En février 2024, la Roumanie a fait face à l’une des cyberattaques les plus graves jamais dirigées contre un système de santé dans le monde. Pendant quatre jours, plus d’une centaine d’hôpitaux ont été contraints de fonctionner sans accès à Internet, contrecarrant ainsi la progression d’un rançongiciel qui menaçait des milliers de patients. L’épisode, qui s’est déroulé du 10 au 14 février, est aujourd’hui étudié par les planificateurs de crise de nombreux pays comme un cas d’école.
Une infiltration via un logiciel médical très répandu
L’attaque a débuté lorsque des pirates ont réussi à s’introduire dans les systèmes de la société RSC, basée à Bucarest, éditrice du logiciel hospitalier Hippocrates. Ce dernier est utilisé par les médecins, infirmiers et chirurgiens pour gérer l’ensemble des tâches administratives et médicales : admissions, prescriptions, résultats d’analyses, logistique pharmaceutique ou encore paie. En infectant ce logiciel avec une variante de rançongiciel nommée BackMyData, les cybercriminels ont crypté les fichiers et exigé une rançon en bitcoins.
Les premières anomalies ont été détectées le dimanche matin par le personnel de l’hôpital pour enfants de Pitești, au nord-ouest de Bucarest. Dès l’aube du lundi, de nombreux autres établissements signalaient l’indisponibilité du système Hippocrates. Face à la propagation rapide, Dan Cimpean, directeur de la Direction nationale de la cybersécurité (DNSC), a pris une décision radicale : ordonner à plus de cent hôpitaux de se déconnecter immédiatement d’Internet.
L’improvisation au chevet des patients
Cette coupure a stoppé net l’action des pirates, mais elle a aussi privé les équipes soignantes de tous les outils connectés : messagerie, accès aux bases de données, applications de gestion.

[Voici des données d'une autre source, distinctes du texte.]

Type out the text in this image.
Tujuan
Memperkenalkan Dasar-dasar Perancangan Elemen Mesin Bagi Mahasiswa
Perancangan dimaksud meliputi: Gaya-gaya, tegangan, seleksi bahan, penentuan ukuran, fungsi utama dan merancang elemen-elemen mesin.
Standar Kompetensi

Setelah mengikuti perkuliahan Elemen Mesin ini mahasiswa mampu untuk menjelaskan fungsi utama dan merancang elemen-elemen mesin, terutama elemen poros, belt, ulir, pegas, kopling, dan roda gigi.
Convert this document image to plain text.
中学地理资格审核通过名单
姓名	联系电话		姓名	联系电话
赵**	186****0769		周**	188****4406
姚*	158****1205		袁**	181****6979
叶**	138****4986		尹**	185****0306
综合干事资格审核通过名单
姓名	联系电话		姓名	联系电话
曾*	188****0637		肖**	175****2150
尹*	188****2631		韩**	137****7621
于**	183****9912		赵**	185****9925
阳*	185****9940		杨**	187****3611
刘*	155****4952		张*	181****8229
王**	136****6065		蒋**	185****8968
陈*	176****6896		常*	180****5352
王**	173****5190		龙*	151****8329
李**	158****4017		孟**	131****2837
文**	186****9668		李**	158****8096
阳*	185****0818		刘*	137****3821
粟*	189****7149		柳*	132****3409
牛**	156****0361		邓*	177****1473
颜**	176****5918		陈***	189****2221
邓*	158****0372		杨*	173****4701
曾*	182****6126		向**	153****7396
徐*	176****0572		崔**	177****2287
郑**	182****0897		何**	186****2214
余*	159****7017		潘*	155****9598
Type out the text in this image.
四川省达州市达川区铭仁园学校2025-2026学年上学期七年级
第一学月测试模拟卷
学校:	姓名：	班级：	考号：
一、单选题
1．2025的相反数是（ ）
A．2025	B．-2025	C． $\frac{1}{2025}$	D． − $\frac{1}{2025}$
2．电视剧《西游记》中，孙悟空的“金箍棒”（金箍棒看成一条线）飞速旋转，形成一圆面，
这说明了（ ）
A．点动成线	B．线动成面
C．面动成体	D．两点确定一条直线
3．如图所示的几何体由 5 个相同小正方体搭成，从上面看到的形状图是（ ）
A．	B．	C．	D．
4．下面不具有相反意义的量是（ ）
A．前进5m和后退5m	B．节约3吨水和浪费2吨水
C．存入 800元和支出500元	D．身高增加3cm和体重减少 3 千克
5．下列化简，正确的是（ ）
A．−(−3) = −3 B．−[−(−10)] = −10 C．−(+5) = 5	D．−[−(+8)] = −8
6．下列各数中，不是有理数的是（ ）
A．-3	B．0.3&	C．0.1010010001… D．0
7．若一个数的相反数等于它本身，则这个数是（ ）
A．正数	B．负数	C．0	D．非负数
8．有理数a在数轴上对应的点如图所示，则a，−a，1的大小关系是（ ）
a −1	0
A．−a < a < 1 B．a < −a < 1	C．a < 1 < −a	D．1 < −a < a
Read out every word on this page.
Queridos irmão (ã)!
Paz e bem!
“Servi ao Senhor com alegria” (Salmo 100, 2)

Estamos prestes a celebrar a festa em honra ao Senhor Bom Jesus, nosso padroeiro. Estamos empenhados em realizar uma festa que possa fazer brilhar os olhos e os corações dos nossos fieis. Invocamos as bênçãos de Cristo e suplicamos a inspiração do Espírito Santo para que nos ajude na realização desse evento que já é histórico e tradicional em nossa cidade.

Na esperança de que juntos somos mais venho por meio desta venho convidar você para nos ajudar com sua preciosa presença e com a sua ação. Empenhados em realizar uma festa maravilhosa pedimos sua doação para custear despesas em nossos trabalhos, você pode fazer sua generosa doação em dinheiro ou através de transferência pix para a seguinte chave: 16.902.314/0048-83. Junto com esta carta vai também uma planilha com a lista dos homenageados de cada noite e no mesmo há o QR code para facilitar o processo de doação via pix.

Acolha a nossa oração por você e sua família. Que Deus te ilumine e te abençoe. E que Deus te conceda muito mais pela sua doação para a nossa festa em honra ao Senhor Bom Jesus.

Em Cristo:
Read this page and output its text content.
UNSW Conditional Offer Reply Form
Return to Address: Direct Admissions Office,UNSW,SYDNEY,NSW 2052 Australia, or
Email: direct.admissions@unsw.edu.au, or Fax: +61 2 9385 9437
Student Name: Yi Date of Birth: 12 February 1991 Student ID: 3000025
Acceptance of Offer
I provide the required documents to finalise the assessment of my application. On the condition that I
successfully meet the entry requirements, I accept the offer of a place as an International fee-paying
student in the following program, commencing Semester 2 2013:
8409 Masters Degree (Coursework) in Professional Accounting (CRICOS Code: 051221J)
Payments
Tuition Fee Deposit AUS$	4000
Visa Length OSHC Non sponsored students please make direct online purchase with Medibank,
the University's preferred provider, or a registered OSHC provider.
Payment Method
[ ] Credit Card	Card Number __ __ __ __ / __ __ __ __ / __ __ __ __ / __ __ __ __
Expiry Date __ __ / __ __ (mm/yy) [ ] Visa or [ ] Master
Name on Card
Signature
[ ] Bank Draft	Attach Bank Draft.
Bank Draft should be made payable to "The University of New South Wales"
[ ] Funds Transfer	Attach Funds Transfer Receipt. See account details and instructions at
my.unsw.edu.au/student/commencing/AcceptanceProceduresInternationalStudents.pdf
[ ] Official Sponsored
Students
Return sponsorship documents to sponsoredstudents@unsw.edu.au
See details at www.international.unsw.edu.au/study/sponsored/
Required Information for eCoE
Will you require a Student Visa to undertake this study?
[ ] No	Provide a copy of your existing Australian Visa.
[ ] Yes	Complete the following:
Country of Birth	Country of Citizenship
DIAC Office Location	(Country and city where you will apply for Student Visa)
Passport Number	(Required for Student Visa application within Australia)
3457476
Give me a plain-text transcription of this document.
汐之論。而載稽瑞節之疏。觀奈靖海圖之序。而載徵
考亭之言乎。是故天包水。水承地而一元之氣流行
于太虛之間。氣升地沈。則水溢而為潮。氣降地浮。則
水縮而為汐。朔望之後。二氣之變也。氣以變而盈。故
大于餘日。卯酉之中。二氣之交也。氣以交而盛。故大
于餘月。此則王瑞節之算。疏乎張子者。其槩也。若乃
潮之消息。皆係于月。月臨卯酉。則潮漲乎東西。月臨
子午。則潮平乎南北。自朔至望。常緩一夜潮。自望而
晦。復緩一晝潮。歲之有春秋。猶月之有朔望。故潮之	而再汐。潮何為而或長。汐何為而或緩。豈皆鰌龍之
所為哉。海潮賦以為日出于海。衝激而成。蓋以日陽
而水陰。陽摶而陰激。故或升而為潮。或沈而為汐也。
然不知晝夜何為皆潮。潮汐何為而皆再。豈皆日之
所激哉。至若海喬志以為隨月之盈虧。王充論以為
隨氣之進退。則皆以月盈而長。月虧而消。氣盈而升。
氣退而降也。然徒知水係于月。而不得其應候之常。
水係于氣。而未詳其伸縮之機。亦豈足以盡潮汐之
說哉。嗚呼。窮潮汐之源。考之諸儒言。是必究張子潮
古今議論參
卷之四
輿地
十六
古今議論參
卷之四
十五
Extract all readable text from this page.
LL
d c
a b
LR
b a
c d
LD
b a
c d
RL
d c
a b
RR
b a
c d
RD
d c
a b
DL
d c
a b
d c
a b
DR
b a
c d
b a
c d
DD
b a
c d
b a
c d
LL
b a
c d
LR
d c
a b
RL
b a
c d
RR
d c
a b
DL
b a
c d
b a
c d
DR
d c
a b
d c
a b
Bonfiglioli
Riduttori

Dans chaque hôpital, le personnel a dû revenir aux méthodes traditionnelles. « Ce fut une expérience très désagréable, car un dossier informatique ne se limite pas à une liste de patients », a témoigné la chirurgienne Oana Goidescu, en service à l’hôpital de Buzău, à 120 kilomètres au nord-est de la capitale. « Pour chaque patient, nous demandons des analyses de laboratoire, des examens radiologiques, des médicaments et des fournitures. Tout cela avait disparu. »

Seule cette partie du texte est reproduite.